DSM7からQuickConnectアクセスはhttpst通信化されました。

 

3)「追加」ボタンを挿入する

下記が表示されます。

■「既存の照明書を置き換えます」を選択します。

 

4)下記のメニュが表示されます

■「Let’s Encryptから証明書をお受け取り下さい」を選択します。

下記画面が表示されます。

<設定例>

項目 設定値
ドメイン名 nw.myds.me等
電子メール 申請するメールアドレス
サブジェクトの別名 hnw.ddnsfree.com等

■ドメイン名の「nw.myds.me」はSynologyから取得したDDNSです。

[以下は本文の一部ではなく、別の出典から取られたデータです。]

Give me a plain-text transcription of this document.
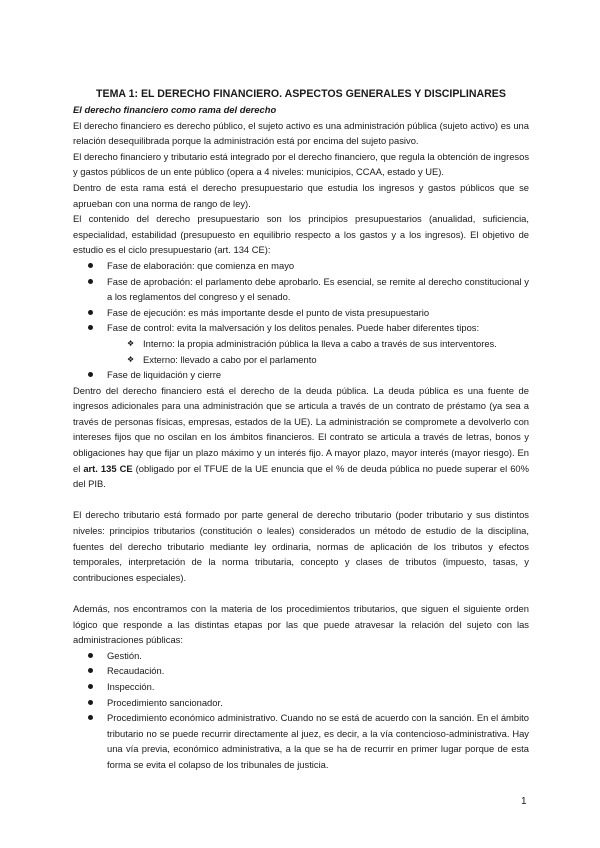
TEMA 1: EL DERECHO FINANCIERO. ASPECTOS GENERALES Y DISCIPLINARES

El derecho financiero como rama del derecho

El derecho financiero es derecho público, el sujeto activo es una administración pública (sujeto activo) es una relación desequilibrada porque la administración está por encima del sujeto pasivo.

El derecho financiero y tributario está integrado por el derecho financiero, que regula la obtención de ingresos y gastos públicos de un ente público (opera a 4 niveles: municipios, CCAA, estado y UE).

Dentro de esta rama está el derecho presupuestario que estudia los ingresos y gastos públicos que se aprueban con una norma de rango de ley).

El contenido del derecho presupuestario son los principios presupuestarios (anualidad, suficiencia, especialidad, estabilidad (presupuesto en equilibrio respecto a los gastos y a los ingresos). El objetivo de estudio es el ciclo presupuestario (art. 134 CE):

Fase de elaboración: que comienza en mayo
Fase de aprobación: el parlamento debe aprobarlo. Es esencial, se remite al derecho constitucional y a los reglamentos del congreso y el senado.
Fase de ejecución: es más importante desde el punto de vista presupuestario
Fase de control: evita la malversación y los delitos penales. Puede haber diferentes tipos:
❖ Interno: la propia administración pública la lleva a cabo a través de sus interventores.
❖ Externo: llevado a cabo por el parlamento
Fase de liquidación y cierre

Dentro del derecho financiero está el derecho de la deuda pública. La deuda pública es una fuente de ingresos adicionales para una administración que se articula a través de un contrato de préstamo (ya sea a través de personas físicas, empresas, estados de la UE). La administración se compromete a devolverlo con intereses fijos que no oscilan en los ámbitos financieros. El contrato se articula a través de letras, bonos y obligaciones hay que fijar un plazo máximo y un interés fijo. A mayor plazo, mayor interés (mayor riesgo). En el art. 135 CE (obligado por el TFUE de la UE enuncia que el % de deuda pública no puede superar el 60% del PIB.

El derecho tributario está formado por parte general de derecho tributario (poder tributario y sus distintos niveles: principios tributarios (constitución o leales) considerados un método de estudio de la disciplina, fuentes del derecho tributario mediante ley ordinaria, normas de aplicación de los tributos y efectos temporales, interpretación de la norma tributaria, concepto y clases de tributos (impuesto, tasas, y contribuciones especiales).

Además, nos encontramos con la materia de los procedimientos tributarios, que siguen el siguiente orden lógico que responde a las distintas etapas por las que puede atravesar la relación del sujeto con las administraciones públicas:

Gestión.
Recaudación.
Inspección.
Procedimiento sancionador.
Procedimiento económico administrativo. Cuando no se está de acuerdo con la sanción. En el ámbito tributario no se puede recurrir directamente al juez, es decir, a la vía contencioso-administrativa. Hay una vía previa, económico administrativa, a la que se ha de recurrir en primer lugar porque de esta forma se evita el colapso de los tribunales de justicia.
1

■サブジェクトの別名にはドメイン名以外のDDNSを指定します。

私は「Dynu.com」からこのサーバアクセス用に「hnw.ddnsfree.com」を取得しており、それをここで指定しています。

尚、サブジェクトの別名が複数ある場合は「セミコロン;」で区切ります。

■メールアドレスはLet’s Encryptを申請するIDです。

 

5)「適用」ボタンを挿入します

するとLet’s Encryptからの証明書が追加され、サーバが再起動します。

 

6)「詳細」タブを選択します。

下記が表示されます。

■「HTTP圧縮を有効にする」にチェックを入れます。

この設定をすることによりHTTPS通信のスピードが上がります。

以上でSSLサーバ証明書を使ったHTTPS通信が可能になりました。

 

4.https通信に切り替えた時の他の設定項目

1.DSMアクセスをHTTPSに限定する方法

HTTPS通信に変更する理由は、Synologyの各種アプリケーションのユーザ名とパスワードが外部に流出する事を防止する為です。

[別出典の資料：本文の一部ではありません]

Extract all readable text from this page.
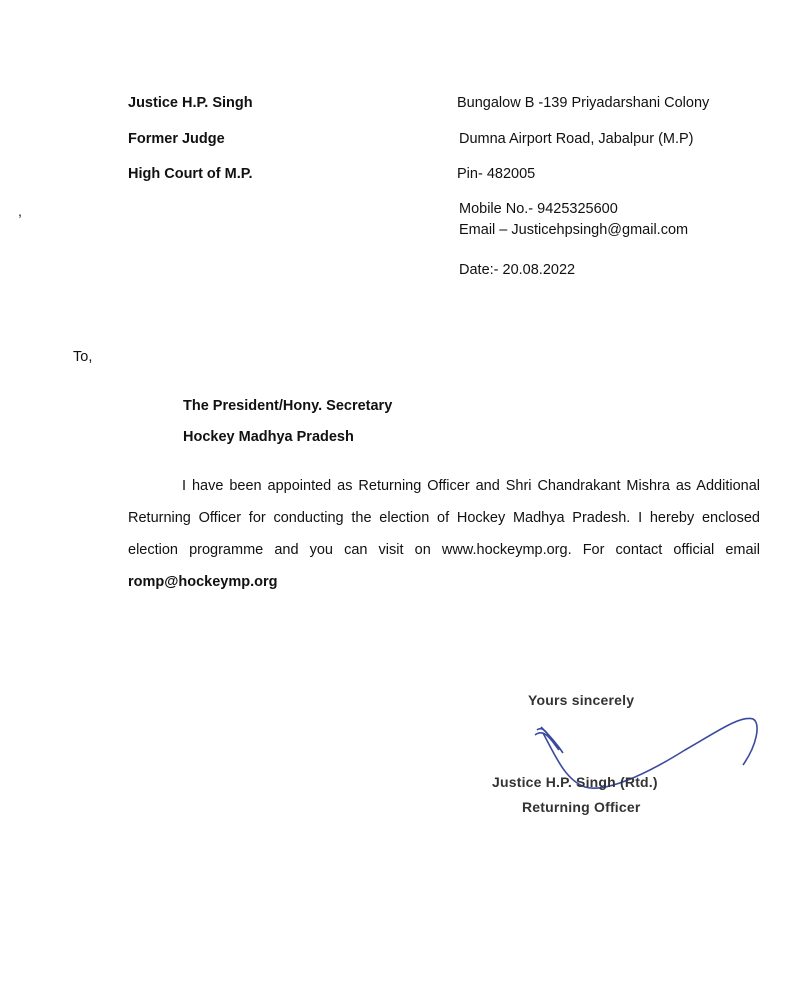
Justice H.P. Singh
Former Judge
High Court of M.P.
Bungalow B -139 Priyadarshani Colony
Dumna Airport Road, Jabalpur (M.P)
Pin- 482005
Mobile No.- 9425325600
Email – Justicehpsingh@gmail.com
Date:- 20.08.2022
,
To,
The President/Hony. Secretary
Hockey Madhya Pradesh
I have been appointed as Returning Officer and Shri Chandrakant Mishra as Additional Returning Officer for conducting the election of Hockey Madhya Pradesh. I hereby enclosed election programme and you can visit on www.hockeymp.org. For contact official email romp@hockeymp.org
Yours sincerely
Justice H.P. Singh (Rtd.)
Returning Officer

よってHTTPS化にした後は、HTTP通信を使わない運用が重要になります。

コントロールパネルから下記アイコンをクリックしてください。

下記画面が表示されます。

■上記にチェックを付けるとHTTPでアクセスしても自動的にHTTPS通信に切り替わります。

http://貴方のDDNS:5000又はhttp://IPアドレス:5000

https://貴方のDDNS:HTTPSポート番号

 メモ

上記の設定にすると「http://IPアドレス:5000」でもアクセスできなくなります。

もし、証明書エラー等でhttpsでアクセスできなくなった場合は、QuickConnect IDでアクセスしてください。

IDを忘れた場合は下記URLにログインしたら確認できます。

https://account.synology.com/ja-jp

 

以上でこのドキュメントの説明は完了です。